CCTV FOOTAGE – DON’T ASSUME POLICE WILL OBTAIN ALL THE EVIDENCE

Hundreds of closed circuit television cameras are dotted throughout the Adelaide CBD capturing the day to day activities of thousands of individuals.  Nightclub owners have even been ordered to install a CCTV network before approval is given for a liquor licence.  (If you ask Police Security Services how many cameras are operating that they monitor you won’t get that information.)  With all these resources available, it is very common nowadays to potentially have video footage of an incident that has formed the basis for a criminal charge.

So you might think that where a person charged with an offence claims that such video evidence will prove their innocence, police will take reasonable steps to secure and review that footage.  Nevertheless, the Supreme Court has previously noted that, “a complete and unexceptionable investigation of an alleged crime is not a necessary element of a fair trial.”

Recently a person charged with offences including Disorderly Behaviour and Resisting Police ascertained that a security camera on a nearby Bank SA branch would likely have captured some of the events.  The Bank informed him that they would only release the footage if requested by police, and so he wrote to police requesting that they do so.  It was not for nearly three months, after a Magistrate had told the police that they should comply with the request, that a letter was sent by police to the Bank security.  In response the Bank advised that they could not comply because such footage was only retained for a maximum of 90 days which time had elapsed.
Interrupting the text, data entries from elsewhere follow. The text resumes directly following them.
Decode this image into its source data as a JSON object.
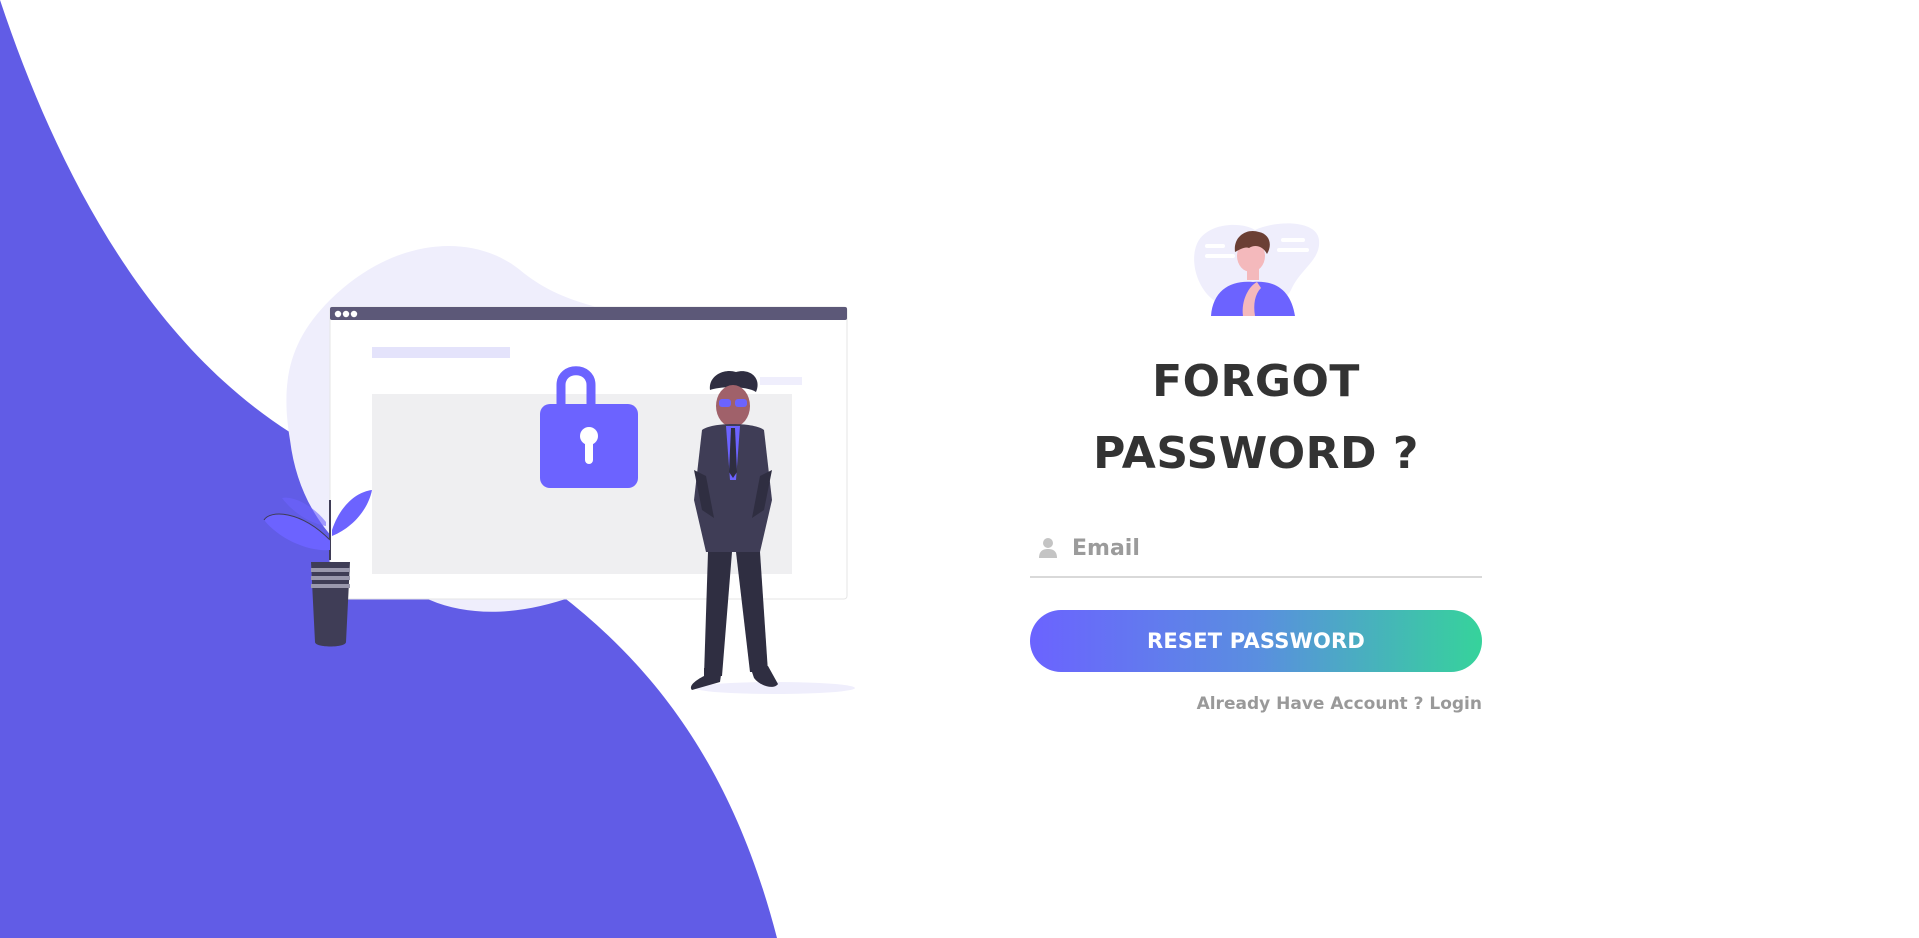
{
  "theme": {
    "accent": "#615ce6",
    "illustration_accent": "#6c63ff",
    "button_gradient_start": "#6b63ff",
    "button_gradient_end": "#36d39b",
    "title_color": "#333333",
    "muted_text": "#999999"
  },
  "form": {
    "title_line1": "FORGOT",
    "title_line2": "PASSWORD ?",
    "email_placeholder": "Email",
    "email_value": "",
    "email_icon": "user-icon",
    "submit_label": "RESET PASSWORD",
    "account_prompt": "Already Have Account ?",
    "login_link": "Login"
  },
  "illustration": {
    "lock_icon": "padlock-icon",
    "figure": "man-in-suit",
    "plant": "potted-plant"
  }
}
While there were a number of factors to consider, the Supreme Court noted that even if the police were partially responsible for the loss of the CCTV footage, the charges should not be dismissed or stayed.  Despite the fact the Court stated that once the defendant’s letter had been received by police regarding the CCTV footage it was incumbent on prosecution neither to take steps to seek to obtain the footage or alternatively to inform him that it was not the prosecution’s responsibility to do so, the fact that the footage was by that time already likely to have been overwritten had to be considered.

This case shows how important it can be for a person charged with a criminal offence to undertake their own enquiries as soon as possible.  In many cases it will be months after police speak with a suspect that charges are laid and by then it might be too late to obtain evidence such as CCTV footage.  That is why Websters Lawyers recommend early action is taken even if it is uncertain whether charges will be laid, and engage experienced private investigators to undertake enquiries where necessary.